While I had previously worked closely with our CIO, this situation brought us closer. Together, we had to make tough prioritisation decisions, and those conversations are ongoing, always centring us on our biggest priorities. For example, we gave employees a stipend for unforeseen costs during the pandemic. This required real high-speed collaboration across finance, HR and IT because time really was of the essence.
From a C-suite perspective, collaboration is about leaning in with our business counterparts to make sure you’re all focused on the right problems, processes and go-forward strategies. We support these goals by embracing an agile, lean startup culture that moves swiftly. The one indisputable way to truly know your customers is to be your own customer. Internally we use our own products to run our business, which takes a very strong partnership between finance and IT. It also allows us to share best practices and ideas with our customers around the globe.
What advice would you give to technology and finance leaders on building a healthy, collaborative relationship?
I think this goes back to aligning on values and each side being willing to be flexible as long as it ladders up to those bigger priorities. For example, if we both agree that the system they want is the right solution but needs more budget, I would want finance to support that.
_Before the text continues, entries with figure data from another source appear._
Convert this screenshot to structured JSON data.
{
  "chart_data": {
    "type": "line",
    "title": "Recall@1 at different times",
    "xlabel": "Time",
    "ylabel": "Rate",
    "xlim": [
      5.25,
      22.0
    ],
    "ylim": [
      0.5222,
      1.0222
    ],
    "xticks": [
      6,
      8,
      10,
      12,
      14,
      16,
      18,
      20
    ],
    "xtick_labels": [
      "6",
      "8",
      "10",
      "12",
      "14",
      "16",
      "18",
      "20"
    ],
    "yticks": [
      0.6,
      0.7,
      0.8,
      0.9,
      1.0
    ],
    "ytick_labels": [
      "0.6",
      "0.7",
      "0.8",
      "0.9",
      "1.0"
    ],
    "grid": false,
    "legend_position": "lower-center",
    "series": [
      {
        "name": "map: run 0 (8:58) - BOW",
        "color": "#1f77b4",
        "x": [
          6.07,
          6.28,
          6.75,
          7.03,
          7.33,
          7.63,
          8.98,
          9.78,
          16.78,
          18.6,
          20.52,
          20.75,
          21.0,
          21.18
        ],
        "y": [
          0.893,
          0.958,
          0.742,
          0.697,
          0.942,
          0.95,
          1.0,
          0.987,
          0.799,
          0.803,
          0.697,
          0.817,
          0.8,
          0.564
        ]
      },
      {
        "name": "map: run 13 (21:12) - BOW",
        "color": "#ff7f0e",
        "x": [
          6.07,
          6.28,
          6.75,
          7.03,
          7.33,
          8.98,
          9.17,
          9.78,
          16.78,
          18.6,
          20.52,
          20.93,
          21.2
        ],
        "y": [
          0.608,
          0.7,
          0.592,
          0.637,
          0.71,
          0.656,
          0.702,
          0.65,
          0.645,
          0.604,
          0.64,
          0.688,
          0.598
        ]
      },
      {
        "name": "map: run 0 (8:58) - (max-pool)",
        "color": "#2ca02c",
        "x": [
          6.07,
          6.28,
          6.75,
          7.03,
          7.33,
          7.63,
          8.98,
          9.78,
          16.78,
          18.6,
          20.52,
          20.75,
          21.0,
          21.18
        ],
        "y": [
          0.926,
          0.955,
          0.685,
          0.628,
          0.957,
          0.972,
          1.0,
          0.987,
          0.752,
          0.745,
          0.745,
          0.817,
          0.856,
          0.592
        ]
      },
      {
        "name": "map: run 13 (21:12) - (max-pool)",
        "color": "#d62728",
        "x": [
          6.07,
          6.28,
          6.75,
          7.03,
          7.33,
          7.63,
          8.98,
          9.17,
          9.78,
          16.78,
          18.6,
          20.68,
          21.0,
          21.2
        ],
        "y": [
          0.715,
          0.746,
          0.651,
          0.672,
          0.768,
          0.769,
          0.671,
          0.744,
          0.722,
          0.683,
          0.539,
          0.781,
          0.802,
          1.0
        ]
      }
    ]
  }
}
I shouldn’t stand firm or be the roadblock. You have to be flexible on budget, and be willing to make difficult trade-offs. At the same time, IT needs to be flexible too. Can they adjust their time frame or the resources they have allocated to get things done faster? Like the stipend example I gave earlier, collaboration is a two-way street, where everyone has to jump in and get the job done.
For organisations that are taking on huge levels of transformation, it’s about aligning IT investment with strategic growth plans.